A Python library and command-line tool for expressing directory structures and file contents in formats suitable for Large Language Models (LLMs). It combines directory tree visualization with file contents in a memory-efficient, streaming format.

2.0.0
PyPI
Maintainers
1

dir2text

A Python library and command-line tool for expressing directory structures and file contents in formats suitable for Large Language Models (LLMs). It combines directory tree visualization with file contents in a memory-efficient, streaming format.

Features

  • Tree-style directory structure visualization
  • Complete file contents with proper escaping
  • Memory-efficient streaming processing
  • Multiple output formats (XML, JSON)
  • Easy extensibility for new formats
  • Support for exclusion patterns (e.g., .gitignore rules)
  • Proper symbolic link handling and loop detection
  • Optional token counting for LLM context management
  • Summary reporting with configurable output destination
  • Safe handling of large files and directories

Installation

This project uses Poetry for dependency management. We recommend using Poetry for the best development experience, but we also provide traditional pip installation.

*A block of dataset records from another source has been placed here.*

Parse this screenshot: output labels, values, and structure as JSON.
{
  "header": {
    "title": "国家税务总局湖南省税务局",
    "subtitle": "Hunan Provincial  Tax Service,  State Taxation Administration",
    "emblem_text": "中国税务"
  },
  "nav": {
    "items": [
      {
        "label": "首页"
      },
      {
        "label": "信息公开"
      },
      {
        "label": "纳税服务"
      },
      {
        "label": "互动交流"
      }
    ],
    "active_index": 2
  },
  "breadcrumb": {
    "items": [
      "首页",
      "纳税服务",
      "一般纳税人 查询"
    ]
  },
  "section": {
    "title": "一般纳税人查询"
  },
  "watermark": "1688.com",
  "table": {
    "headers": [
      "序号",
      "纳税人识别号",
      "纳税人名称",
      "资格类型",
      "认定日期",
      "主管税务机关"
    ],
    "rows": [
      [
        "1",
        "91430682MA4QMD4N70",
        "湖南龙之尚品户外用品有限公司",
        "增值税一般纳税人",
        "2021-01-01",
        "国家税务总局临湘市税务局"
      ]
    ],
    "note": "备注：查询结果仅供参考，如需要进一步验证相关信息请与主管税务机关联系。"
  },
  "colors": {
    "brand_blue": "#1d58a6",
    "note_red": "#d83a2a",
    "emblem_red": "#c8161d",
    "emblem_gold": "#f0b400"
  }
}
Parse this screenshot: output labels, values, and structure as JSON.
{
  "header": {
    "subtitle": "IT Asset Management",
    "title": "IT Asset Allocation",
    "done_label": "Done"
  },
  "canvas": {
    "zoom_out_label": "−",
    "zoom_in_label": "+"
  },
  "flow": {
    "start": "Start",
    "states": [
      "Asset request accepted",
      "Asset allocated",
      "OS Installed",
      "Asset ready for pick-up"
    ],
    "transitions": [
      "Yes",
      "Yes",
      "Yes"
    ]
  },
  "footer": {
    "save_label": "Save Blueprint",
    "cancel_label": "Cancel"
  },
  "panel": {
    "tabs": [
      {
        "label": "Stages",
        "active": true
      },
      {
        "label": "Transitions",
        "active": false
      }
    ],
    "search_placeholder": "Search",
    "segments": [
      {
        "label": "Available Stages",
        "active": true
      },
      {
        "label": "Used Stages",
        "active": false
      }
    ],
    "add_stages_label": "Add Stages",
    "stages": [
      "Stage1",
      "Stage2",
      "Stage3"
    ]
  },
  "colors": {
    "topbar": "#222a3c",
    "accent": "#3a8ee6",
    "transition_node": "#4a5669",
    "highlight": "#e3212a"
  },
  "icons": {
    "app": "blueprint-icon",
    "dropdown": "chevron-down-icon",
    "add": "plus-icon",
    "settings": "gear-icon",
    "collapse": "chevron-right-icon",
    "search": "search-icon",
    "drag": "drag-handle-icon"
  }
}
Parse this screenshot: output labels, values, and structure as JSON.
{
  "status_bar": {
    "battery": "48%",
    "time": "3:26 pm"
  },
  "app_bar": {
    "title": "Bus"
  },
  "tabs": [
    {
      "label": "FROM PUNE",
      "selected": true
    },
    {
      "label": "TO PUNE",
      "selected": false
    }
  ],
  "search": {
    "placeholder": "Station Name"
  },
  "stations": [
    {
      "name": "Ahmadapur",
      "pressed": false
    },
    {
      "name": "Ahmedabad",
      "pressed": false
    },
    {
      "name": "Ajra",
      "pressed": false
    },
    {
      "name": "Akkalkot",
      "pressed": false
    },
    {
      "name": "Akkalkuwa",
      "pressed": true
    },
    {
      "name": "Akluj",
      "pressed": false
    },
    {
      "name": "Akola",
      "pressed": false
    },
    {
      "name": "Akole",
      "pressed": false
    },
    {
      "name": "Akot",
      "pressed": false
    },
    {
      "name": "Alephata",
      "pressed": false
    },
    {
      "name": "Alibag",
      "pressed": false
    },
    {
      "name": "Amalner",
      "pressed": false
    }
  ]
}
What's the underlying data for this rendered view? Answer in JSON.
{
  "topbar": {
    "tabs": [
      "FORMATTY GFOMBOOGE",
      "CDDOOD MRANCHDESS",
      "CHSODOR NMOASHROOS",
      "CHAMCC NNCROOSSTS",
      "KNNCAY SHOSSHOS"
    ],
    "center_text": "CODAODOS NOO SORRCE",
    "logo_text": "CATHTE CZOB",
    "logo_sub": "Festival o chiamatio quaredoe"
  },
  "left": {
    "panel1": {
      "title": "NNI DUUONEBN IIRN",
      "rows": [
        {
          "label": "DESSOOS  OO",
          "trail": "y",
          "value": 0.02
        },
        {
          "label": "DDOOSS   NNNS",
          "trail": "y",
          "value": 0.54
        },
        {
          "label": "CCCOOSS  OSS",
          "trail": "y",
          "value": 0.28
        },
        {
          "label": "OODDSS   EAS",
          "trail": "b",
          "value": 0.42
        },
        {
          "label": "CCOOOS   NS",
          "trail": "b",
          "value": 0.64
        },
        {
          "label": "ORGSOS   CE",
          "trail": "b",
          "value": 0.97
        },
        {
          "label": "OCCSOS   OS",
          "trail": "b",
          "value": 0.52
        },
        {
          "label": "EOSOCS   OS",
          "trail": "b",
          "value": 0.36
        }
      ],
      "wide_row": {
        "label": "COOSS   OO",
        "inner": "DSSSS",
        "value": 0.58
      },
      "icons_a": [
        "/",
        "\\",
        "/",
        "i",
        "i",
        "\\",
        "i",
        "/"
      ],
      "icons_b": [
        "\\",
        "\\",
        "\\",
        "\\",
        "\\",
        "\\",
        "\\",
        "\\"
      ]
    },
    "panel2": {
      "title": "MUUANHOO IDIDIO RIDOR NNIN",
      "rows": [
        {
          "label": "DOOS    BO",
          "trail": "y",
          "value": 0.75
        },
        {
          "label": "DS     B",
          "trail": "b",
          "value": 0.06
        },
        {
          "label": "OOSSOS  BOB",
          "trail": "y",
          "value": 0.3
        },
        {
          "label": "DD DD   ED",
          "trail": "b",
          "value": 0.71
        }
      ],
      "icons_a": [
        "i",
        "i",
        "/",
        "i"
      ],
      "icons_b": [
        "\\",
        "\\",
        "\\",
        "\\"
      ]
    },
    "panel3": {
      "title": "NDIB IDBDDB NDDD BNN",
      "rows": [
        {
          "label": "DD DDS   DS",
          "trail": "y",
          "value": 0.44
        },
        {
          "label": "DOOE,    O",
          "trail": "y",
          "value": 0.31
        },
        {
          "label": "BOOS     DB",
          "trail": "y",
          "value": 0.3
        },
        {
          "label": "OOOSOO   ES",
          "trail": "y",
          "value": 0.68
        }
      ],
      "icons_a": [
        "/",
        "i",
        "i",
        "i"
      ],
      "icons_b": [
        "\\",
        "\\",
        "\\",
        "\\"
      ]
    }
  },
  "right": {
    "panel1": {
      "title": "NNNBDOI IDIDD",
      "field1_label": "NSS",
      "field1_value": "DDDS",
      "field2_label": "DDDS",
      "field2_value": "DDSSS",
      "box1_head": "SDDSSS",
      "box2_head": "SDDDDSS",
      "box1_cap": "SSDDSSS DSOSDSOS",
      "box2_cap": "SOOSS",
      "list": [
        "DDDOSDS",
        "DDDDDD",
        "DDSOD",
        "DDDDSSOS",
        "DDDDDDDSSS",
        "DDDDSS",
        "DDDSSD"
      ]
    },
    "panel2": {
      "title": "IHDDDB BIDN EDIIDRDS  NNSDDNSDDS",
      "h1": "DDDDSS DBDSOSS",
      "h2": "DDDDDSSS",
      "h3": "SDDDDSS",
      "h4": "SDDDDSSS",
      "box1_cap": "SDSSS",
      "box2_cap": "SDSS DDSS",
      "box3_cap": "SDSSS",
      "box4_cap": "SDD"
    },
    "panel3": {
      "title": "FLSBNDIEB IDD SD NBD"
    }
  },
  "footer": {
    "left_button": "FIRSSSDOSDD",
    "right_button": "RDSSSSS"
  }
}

  • First, install Poetry if you haven't already.
  • Install dir2text:
    poetry add dir2text
    

Using pip

pip install dir2text

Optional Features

Install with token counting support (for LLM context management):

# With Poetry
poetry add "dir2text[token_counting]"

# With pip
pip install "dir2text[token_counting]"

Note: The token_counting feature requires the tiktoken package, which needs a Rust compiler (e.g., rustc) and Cargo to be available during installation.

Usage

Command Line Interface

Basic usage:

dir2text /path/to/project

# Show version information
dir2text --version

# Exclude files matching patterns from one or more exclusion files
dir2text -e .gitignore /path/to/project
dir2text -e .gitignore -e .npmignore -e custom-ignore /path/to/project

# Exclude files with direct patterns
dir2text -i "*.pyc" -i "node_modules/" /path/to/project

# Enable token counting for LLM context management
dir2text -t gpt-4 /path/to/project

# Generate JSON output and save to file
dir2text -f json -o output.json /path/to/project

# Follow symbolic links
dir2text -L /path/to/project

# Skip tree or content sections
dir2text -T /path/to/project     # Skip tree visualization
dir2text -C /path/to/project     # Skip file contents

By default, symbolic links are represented as symlinks without following them:

dir2text /path/to/project

This shows symlinks clearly marked with their targets in the tree output, and as separate elements in content output.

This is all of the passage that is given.